Tbr will provide a standard 20mm lift. The OME coils are £65 (inc tax) and the OME struts are £75 (inc tax). There is some welding required here though as the struts are bare struts. See http://www.tbruk.com/ and click on Nissan then xtrail. 

Phantom


----------



## The Mad Hat Man (Oct 3, 2006)

Phantom798 said:


> You may well have a point!
> I got mired in mud in a lane today and by the time I got her out (with it must be said the kind assistance of a farmer) there was mud all through the interior and I've been cleaning her out this afternoon... I needed MTs (rather than ATs) and more clearance that I have at present - an old mk3 landy would provide that and cost the same as new shocks and springs for the x-trail.
> 
> However, I'd still like to do this if only to improve the x-trails ride. I'll be hanging onto her for a few years yet and I use her regularly in a lot of lane type roads, even without doing `green laning' with the inherent risks of scratchs to the paintwork.
> ...



I have General Grabber AT2's on my X-T and find them fine - a fairly agressive tread, so a little more road noise, but hard wearing as well.

Dont forget, if you trick up you X-T, the resale value will drop like a stone, if it looks like it has gone off-road. Mind you - prices for SUV's have dropped like a stone recently, somone I know said that he has seen deals for new Naviras at less then he paid for his, second hand, two years ago .


----------



## Phantom798 (Oct 31, 2008)

The Mad Hat Man said:


> I have General Grabber AT2's on my X-T and find them fine - a fairly agressive tread, so a little more road noise, but hard wearing as well.
> 
> Dont forget, if you trick up you X-T, the resale value will drop like a stone, if it looks like it has gone off-road. Mind you - prices for SUV's have dropped like a stone recently, somone I know said that he has seen deals for new Naviras at less then he paid for his, second hand, two years ago .


Thanks for this. I've got General Grabber AT2s as well (only 3 weeks old too - so full tread!). I think the resale values are down to the UK road tax situation (which may possibly change post budget speech next month) and the x-trail doesnt do as badly from that tax as say the Terrano ii.

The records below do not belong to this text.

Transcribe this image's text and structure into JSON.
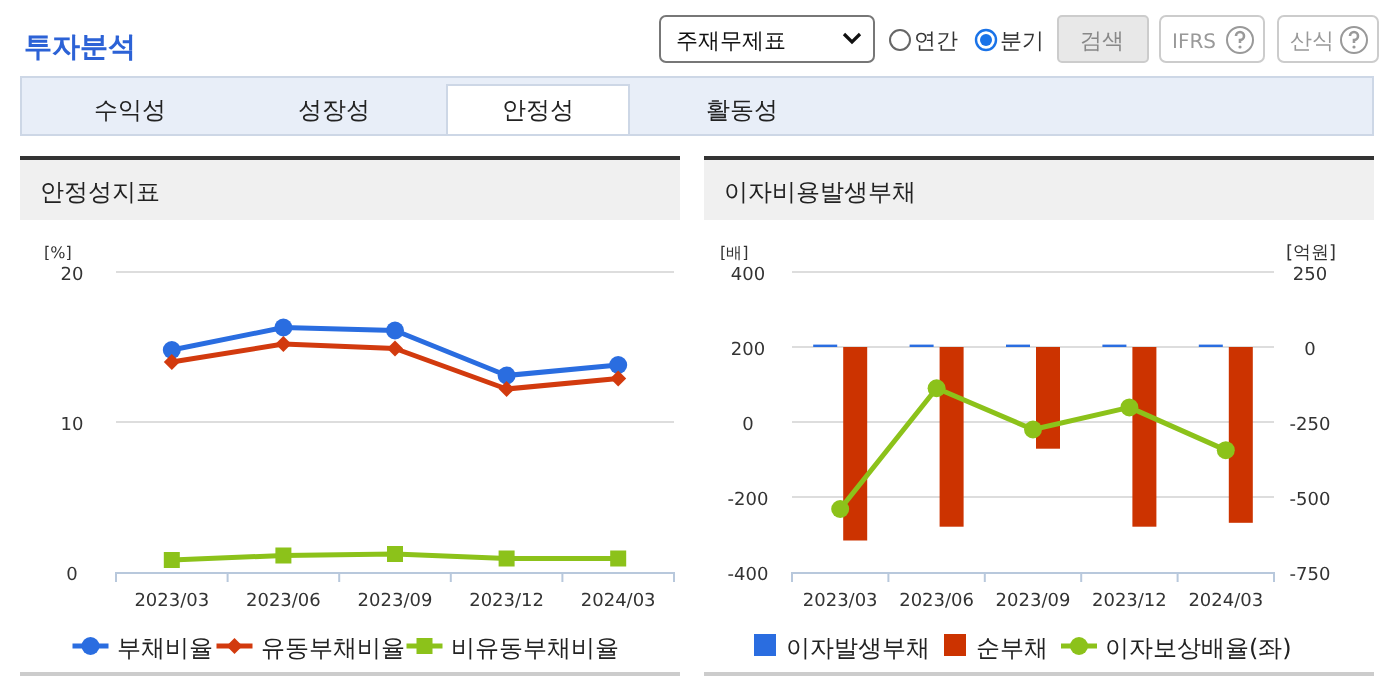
{
  "chart_data": [
    {
      "type": "other",
      "title": "투자분석",
      "annotations": [
        "주재무제표",
        "연간",
        "분기",
        "검색",
        "IFRS",
        "산식",
        "수익성",
        "성장성",
        "안정성",
        "활동성"
      ]
    },
    {
      "type": "line",
      "title": "안정성지표",
      "ylabel": "[%]",
      "categories": [
        "2023/03",
        "2023/06",
        "2023/09",
        "2023/12",
        "2024/03"
      ],
      "ylim": [
        0,
        20
      ],
      "yticks": [
        0,
        10,
        20
      ],
      "grid": "y",
      "legend": "bottom",
      "series": [
        {
          "name": "부채비율",
          "color": "#2a6de0",
          "marker": "circle",
          "values": [
            14.8,
            16.3,
            16.1,
            13.1,
            13.8
          ]
        },
        {
          "name": "유동부채비율",
          "color": "#d23a0e",
          "marker": "diamond",
          "values": [
            14.0,
            15.2,
            14.9,
            12.2,
            12.9
          ]
        },
        {
          "name": "비유동부채비율",
          "color": "#8cc21a",
          "marker": "square",
          "values": [
            0.8,
            1.1,
            1.2,
            0.9,
            0.9
          ]
        }
      ]
    },
    {
      "type": "bar",
      "title": "이자비용발생부채",
      "ylabel": "[배]",
      "y2label": "[억원]",
      "categories": [
        "2023/03",
        "2023/06",
        "2023/09",
        "2023/12",
        "2024/03"
      ],
      "ylim": [
        -400,
        400
      ],
      "yticks": [
        -400,
        -200,
        0,
        200,
        400
      ],
      "y2lim": [
        -750,
        250
      ],
      "y2ticks": [
        -750,
        -500,
        -250,
        0,
        250
      ],
      "grid": "y",
      "legend": "bottom",
      "series": [
        {
          "name": "이자발생부채",
          "color": "#2a6de0",
          "axis": "y2",
          "values": [
            8,
            8,
            8,
            8,
            8
          ]
        },
        {
          "name": "순부채",
          "color": "#cc3300",
          "axis": "y2",
          "values": [
            -645,
            -599,
            -339,
            -599,
            -586
          ]
        },
        {
          "name": "이자보상배율(좌)",
          "type": "line",
          "marker": "circle",
          "color": "#8cc21a",
          "axis": "y",
          "values": [
            -232,
            90,
            -20,
            39,
            -75
          ]
        }
      ]
    }
  ]
}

I hear what you say about the upgrade and resale - and in general I would agree (though mine is now getting older anyway (2003) and its perhaps at about the age where I dont have to consider resale value too much) . However, the GSX suspension upgrade by TJM (sold via OEC in the UK) is just a 1" lift but with a significant enhancement on the ride. These are being marketed as a general `suspension enhancement' for the xtrail rather than something for off-roaders (though they do provide a better suspension for green laning!). I've now spoken to people who have had these fitted (who have no interest in green laning - but like to, say, caravan occassionally) and they rave about the upgrade and the smoother ride. Given the suspension system in the xtrail I've realised that this is about as big a lift as one can have using the same Independent suspension system - and I certainly dont want to go for a more radical restructuring of the suspension (which OEC could offer).


----------



## Phantom798 (Oct 31, 2008)

Decided you were right. Cant even buy mud tyres for the Xtrail and too worried about bending her without them. I'm getting a Landy 90 for the mud!


----------



## The Mad Hat Man (Oct 3, 2006)

If you want a bit more comfort, and a cheaper fun motor - go for a Discovery. Nice and cheap now - but look out for corrosion (rear floor, inner wings, footwells and, of course chassis). Best (least complicated option) is a 200Tdi 3dr with no sun roofs.


----------